Step 2: Associate TFBSs with promoters


Associate predicted TFBSs to CAGE promoters. This script also makes use of the precalculated TFBSs stored. This step creates a single file containing the associations of predicted TFBSs to promoters.


Step 3: Calculate the motif activities


Use the file you created in Step 2 to calculate the motif activities. The threshold on the number of predicted TFBSs for each motif defaults to 150. This means that motifs with less than 150 predicted binding sites are discarded. This step will generate a single file containing the motif activities in each condition, their standard deviations, and their overall Z-scores.


Step 4: Calculate the network as predicted from the motif activities


Calculate the MARA network using the file containing the motif activities calculated in Step 3, and the file containing the predicted TFBSs for each promoter calculated in Step 2. A threshold on the Z-score on the network edges can be specified; this threshold defaults to 1.5. This step creates a single file containing the motif-to-promoter network as calculated by MARA.

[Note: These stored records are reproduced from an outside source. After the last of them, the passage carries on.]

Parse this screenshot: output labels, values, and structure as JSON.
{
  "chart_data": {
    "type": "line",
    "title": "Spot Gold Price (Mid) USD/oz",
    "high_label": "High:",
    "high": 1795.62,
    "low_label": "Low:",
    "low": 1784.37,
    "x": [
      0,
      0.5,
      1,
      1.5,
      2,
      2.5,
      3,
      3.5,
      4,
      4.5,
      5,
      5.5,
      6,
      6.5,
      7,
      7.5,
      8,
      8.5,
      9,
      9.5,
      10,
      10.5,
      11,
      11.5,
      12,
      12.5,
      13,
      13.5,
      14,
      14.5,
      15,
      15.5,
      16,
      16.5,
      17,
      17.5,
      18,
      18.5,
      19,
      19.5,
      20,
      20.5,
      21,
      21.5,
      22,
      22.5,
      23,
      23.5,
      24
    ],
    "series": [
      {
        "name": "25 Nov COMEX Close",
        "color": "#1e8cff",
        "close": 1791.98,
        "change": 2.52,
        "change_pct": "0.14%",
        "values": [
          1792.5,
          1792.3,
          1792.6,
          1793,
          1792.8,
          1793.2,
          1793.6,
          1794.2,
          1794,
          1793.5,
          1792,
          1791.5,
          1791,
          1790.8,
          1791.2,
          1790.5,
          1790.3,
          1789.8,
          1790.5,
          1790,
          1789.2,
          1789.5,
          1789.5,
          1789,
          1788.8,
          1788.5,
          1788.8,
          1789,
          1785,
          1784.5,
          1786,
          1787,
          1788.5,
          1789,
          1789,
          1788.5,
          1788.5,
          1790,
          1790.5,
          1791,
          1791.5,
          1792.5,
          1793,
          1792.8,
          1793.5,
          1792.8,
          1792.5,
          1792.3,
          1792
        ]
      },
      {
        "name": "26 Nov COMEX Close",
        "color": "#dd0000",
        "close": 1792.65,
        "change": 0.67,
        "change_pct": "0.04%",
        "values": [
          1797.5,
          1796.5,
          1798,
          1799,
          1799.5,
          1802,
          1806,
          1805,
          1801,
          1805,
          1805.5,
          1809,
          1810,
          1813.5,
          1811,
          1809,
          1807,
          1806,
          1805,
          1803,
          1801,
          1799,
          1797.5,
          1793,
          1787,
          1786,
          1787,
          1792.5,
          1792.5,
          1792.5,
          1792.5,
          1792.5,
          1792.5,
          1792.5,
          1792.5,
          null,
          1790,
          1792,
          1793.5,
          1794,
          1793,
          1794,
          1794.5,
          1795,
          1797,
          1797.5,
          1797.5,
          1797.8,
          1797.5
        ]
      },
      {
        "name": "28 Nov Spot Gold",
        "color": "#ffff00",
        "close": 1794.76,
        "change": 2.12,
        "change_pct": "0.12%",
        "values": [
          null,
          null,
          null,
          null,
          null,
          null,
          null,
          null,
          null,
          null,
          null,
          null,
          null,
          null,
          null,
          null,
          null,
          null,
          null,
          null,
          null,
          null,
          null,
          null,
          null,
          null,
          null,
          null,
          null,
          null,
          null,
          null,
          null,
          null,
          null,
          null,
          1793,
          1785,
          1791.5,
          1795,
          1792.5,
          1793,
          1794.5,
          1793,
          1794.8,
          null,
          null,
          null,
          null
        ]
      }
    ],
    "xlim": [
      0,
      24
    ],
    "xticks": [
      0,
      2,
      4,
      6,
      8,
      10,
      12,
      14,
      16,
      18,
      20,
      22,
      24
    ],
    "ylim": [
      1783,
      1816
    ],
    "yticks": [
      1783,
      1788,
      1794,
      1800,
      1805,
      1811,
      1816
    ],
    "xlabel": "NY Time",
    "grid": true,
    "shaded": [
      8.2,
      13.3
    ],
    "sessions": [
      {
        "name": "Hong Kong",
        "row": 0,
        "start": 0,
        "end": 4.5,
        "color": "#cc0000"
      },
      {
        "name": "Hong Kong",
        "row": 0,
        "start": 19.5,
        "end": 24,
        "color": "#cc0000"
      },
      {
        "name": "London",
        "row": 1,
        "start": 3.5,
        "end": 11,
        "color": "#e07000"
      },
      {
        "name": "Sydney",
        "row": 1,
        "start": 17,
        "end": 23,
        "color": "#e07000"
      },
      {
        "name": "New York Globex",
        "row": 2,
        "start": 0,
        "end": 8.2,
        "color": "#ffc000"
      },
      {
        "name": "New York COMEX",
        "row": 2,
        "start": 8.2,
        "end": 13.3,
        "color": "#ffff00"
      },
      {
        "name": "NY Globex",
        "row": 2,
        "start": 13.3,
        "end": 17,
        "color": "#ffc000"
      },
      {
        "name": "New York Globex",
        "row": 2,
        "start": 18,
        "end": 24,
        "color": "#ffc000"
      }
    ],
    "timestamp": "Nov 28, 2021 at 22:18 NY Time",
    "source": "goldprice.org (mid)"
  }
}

Step 5: Convert the MARA network to a Cytoscape-loadable file


To view the network in Cytoscape, the MARA network file needs to be converted to an input file in the proper format for Cytoscape. The resulting Cytoscape input file corresponds to a motif-to-promoter network as extracted from the full MARA network.


Step 6: Find the top motifs in each experimental condition


Calculate the Z-score for each motif in each experimental condition, and sort the motifs based on their Z-score.


Step 7: Create subnetworks for each experimental condition


From the full MARA network extract subnetworks for each experimental condition, showing only the top motifs in each.